As a fellow Gen Zer I feel like there is a generational gap. I want to see if I’m trippin or there actually is one.
Elder millennial here. Born in 1985.
The millennials watched several thousand people die on live television when we were kids and then everything went downhill from there. I was in high school in September 2001. Old enough to just barely understand what was happening, too young to do jack shit about it. Frightened, we looked to guidance from our Gen-X and Boomer teachers and elders. They told us to sit down, shut up, do as we were told, and everything would be fine. By and large, we did. By and large, nothing, not one fucking thing, ended up fine.
I say this to illustrate that this is why, and how, we are the DOOMER generation. We got piled on with the baggage and bondage of manipulation and lies from the Boomers who climbed the social ladder and then pulled it up behind them, and their Gen-X toadies who rode their coattails half way up hoping they wouldn’t get noticed and shaken off to land back down here in the dirt with the rest of us.
And the thing that sets the Zoomers apart is that you witnessed this happening, every single crucial step of the betrayal from every authority figure from the president on down to the homeroom teacher, and by gods… You Learned.

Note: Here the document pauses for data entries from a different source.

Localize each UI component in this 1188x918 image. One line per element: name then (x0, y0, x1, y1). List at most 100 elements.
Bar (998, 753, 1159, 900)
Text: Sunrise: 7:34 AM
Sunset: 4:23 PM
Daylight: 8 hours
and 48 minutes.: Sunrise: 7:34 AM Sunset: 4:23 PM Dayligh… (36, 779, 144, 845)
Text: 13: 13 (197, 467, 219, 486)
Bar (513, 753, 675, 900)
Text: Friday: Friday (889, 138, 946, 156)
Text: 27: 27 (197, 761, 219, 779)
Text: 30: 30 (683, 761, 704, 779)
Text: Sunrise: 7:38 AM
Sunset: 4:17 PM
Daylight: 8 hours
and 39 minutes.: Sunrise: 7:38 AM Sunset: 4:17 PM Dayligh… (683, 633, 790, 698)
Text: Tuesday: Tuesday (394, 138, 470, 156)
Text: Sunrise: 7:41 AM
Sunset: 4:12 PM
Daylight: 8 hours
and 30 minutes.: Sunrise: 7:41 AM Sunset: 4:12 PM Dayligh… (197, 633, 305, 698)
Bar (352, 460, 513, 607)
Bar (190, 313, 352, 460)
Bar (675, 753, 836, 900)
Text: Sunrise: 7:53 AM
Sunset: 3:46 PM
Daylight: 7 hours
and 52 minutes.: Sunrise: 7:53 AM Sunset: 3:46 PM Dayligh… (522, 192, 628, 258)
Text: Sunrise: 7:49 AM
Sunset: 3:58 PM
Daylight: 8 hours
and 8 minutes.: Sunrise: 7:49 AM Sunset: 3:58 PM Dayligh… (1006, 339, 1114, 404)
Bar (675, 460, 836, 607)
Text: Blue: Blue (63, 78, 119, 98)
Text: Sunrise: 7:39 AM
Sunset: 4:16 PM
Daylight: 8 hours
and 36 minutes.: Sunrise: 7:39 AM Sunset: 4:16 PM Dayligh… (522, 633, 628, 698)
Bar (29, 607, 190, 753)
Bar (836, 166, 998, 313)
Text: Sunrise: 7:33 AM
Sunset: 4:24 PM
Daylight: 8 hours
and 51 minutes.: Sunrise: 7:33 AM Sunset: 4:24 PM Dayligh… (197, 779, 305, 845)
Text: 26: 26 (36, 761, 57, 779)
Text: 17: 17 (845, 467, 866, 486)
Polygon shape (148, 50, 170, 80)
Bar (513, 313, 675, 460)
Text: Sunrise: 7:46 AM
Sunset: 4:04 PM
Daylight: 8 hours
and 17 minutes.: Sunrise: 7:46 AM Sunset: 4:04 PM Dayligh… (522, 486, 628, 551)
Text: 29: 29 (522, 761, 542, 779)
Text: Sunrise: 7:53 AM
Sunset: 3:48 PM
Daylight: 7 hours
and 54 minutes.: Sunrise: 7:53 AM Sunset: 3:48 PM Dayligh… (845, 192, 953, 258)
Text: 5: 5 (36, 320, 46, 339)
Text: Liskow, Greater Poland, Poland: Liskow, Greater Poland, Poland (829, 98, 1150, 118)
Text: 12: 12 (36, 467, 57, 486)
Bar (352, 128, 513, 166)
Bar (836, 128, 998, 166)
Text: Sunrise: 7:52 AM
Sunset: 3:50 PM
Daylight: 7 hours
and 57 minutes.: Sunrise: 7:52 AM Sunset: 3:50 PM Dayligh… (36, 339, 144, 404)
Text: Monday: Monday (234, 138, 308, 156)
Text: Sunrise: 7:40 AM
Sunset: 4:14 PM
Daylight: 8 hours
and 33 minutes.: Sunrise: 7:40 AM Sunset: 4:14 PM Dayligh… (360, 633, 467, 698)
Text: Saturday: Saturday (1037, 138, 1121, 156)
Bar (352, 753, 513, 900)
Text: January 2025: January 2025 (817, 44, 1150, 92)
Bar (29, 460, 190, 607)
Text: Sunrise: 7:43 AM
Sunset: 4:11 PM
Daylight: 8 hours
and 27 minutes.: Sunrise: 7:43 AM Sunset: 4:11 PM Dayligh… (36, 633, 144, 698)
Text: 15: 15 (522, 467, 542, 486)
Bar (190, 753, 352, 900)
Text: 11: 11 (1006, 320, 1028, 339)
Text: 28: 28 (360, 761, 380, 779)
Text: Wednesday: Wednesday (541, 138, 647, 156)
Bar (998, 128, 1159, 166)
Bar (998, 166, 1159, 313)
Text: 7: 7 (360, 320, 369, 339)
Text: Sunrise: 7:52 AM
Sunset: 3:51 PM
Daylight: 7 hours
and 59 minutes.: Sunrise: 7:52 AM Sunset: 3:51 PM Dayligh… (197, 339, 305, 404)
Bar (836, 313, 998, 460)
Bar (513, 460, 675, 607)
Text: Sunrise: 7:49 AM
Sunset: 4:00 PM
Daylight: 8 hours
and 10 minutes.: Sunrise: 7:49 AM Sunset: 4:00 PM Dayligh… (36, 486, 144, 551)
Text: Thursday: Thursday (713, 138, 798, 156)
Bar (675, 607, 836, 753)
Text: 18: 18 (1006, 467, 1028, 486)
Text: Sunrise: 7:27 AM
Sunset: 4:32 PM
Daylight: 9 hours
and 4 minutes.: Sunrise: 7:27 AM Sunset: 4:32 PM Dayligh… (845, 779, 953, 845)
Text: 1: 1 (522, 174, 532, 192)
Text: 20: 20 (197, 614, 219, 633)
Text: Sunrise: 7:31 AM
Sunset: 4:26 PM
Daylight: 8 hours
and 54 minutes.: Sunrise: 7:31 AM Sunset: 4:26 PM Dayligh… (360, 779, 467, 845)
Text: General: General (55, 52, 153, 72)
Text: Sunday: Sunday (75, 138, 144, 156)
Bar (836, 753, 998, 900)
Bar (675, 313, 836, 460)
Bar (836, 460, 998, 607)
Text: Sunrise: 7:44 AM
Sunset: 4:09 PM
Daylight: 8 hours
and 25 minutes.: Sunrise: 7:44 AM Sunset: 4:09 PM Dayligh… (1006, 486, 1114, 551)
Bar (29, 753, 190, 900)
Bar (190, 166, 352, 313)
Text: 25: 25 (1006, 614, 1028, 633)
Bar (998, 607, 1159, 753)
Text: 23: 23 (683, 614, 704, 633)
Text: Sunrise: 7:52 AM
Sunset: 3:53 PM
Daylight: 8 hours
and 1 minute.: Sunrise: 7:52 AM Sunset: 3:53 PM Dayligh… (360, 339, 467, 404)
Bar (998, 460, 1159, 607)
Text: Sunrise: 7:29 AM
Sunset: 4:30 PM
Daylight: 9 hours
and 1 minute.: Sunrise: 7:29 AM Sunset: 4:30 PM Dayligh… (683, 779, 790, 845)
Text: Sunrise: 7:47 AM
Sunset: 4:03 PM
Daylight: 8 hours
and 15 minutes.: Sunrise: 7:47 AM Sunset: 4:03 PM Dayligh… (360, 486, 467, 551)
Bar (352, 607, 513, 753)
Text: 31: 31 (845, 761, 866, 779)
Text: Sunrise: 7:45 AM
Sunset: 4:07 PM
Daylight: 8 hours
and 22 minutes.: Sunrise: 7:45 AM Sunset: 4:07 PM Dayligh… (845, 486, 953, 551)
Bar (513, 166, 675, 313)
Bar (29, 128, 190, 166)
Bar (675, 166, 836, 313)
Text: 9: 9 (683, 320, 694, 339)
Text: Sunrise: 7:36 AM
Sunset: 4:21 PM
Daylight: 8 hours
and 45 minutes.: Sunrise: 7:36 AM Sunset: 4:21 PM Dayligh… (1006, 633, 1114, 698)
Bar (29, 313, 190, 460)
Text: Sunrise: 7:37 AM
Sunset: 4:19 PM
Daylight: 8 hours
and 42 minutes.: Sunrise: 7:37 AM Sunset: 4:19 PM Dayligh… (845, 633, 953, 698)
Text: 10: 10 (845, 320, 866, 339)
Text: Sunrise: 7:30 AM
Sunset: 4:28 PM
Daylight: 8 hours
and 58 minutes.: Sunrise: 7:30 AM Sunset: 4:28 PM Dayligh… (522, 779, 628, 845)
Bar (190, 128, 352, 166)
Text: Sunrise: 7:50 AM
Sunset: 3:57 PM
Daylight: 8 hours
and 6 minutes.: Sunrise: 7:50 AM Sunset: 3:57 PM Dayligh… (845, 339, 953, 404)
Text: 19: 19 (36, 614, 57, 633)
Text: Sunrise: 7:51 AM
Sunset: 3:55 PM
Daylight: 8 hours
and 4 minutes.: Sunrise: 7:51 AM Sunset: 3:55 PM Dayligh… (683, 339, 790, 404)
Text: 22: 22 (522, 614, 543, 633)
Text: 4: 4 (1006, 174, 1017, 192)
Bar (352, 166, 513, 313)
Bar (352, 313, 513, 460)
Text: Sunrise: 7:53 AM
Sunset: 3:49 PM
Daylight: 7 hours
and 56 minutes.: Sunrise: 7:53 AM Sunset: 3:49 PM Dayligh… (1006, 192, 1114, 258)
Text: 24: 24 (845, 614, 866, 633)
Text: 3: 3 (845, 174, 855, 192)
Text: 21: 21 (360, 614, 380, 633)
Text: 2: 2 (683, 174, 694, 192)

Zoomers, in my view, seem to possess a preternatural hyper-awareness that any promise made by anyone who has something they can take from you is good for nothing. Some people say “Zoomers don’t give a shit” like it’s supposed to be an insult. HA. No. I see what’s really happening. They’re jealous. Giving a shit was a mistake. It was a mistake we Doomers made. And I am pleased, if not in awe, when I see Zoomers not falling for the bait. You have largely withdrawn yourselves from the rat race, and now it’s running out of rats. Maybe now those fucking rats can finally starve holed up and isolated in their mazes. You, meanwhile, may very well build a better way to live. And whether or not I get to participate, I love to see it.
Go get 'em, Zoomers.
dunno man. maybe that hyper-awarness shit is true, but i am overwhelmed by it. i fucking hate this government, the bullshit that they feed us, the lies, the invigilation, all of it. it makes me sick. this world sucks so fucking much and i feel pretty hopeless about it, which is infuriating. i wish i was born earlier
Tell you something homie:
Having no hope is, in my opinion, better than having false hope. You aren’t waiting around for some external savior to recognize that you’re struggling and swoop in to rescue you. You know that anything you get will arrive to you only by clawing it from the cold dead hands of the elders.
Yeah it sounds bleak but realize this: THEY don’t know that.
THEY, those fucking parasite boomers in their ivory towers, think you’re just like the millennial doomers who will roll over obediently and then do no worse than look sad and make sad noises when we get cheated ALL OVER AGAIN.
When they turned their back on US, we stayed docile, simpering, begging. When they turn their back on YOU, you are going to stab them thirty six times, slash their throats, and dig out their organs with a shiv fashioned out of one of their precious participation trophies, and eat them raw and howling.
… Or at least some of you will. And I for one hope that when it starts happening, we doomers will either stay out of the way, or for ONCE in our FUCKING LIVES stand up to protect you from the death throes of the worst generation.
You have it in you. It’s growing. Keep feeding it.
I’m also Gen Z and this was me for a while as well. Something that really helped me is not focusing as much on all of the million things going wrong that are way out of my control, and taking smaller steps wherever I can to try to make things better. That shift in perspective has made a lot of things more manageable and less overwhelming even if I still ultimately have the same negative outlook on everything that’s going on right now.
Yes, watching people die on tv does sound much worse than being drafted for Vietnam or living with the daily thought that Russia had a bomb and we could all die any day.
NOBODY WAS DRAFTED INTO VIETNAM WHEN THEY WERE FUCKING TWELVE DIPSHIT
AND, MOTHER FUCKER, YOU DO NOT GET TO INSINUATE THAT THE “DUCK AND COVER” CARTOONS WERE SOMEHOW MORE TRAUMATIZING THAN CODE GRAY DRILLS, LET ALONE SOME PEOPLE ACTUALLY DIRECTLY EXPERIENCING ACTUAL FUCKING SCHOOL SHOOTINGS
FUCK. OFF. IN. HELL.
at least Vietnam veterans could afford a fucking home when they got back
You know what, STAY fucked off. I don’t need filth like you in my feed. BLOCKED.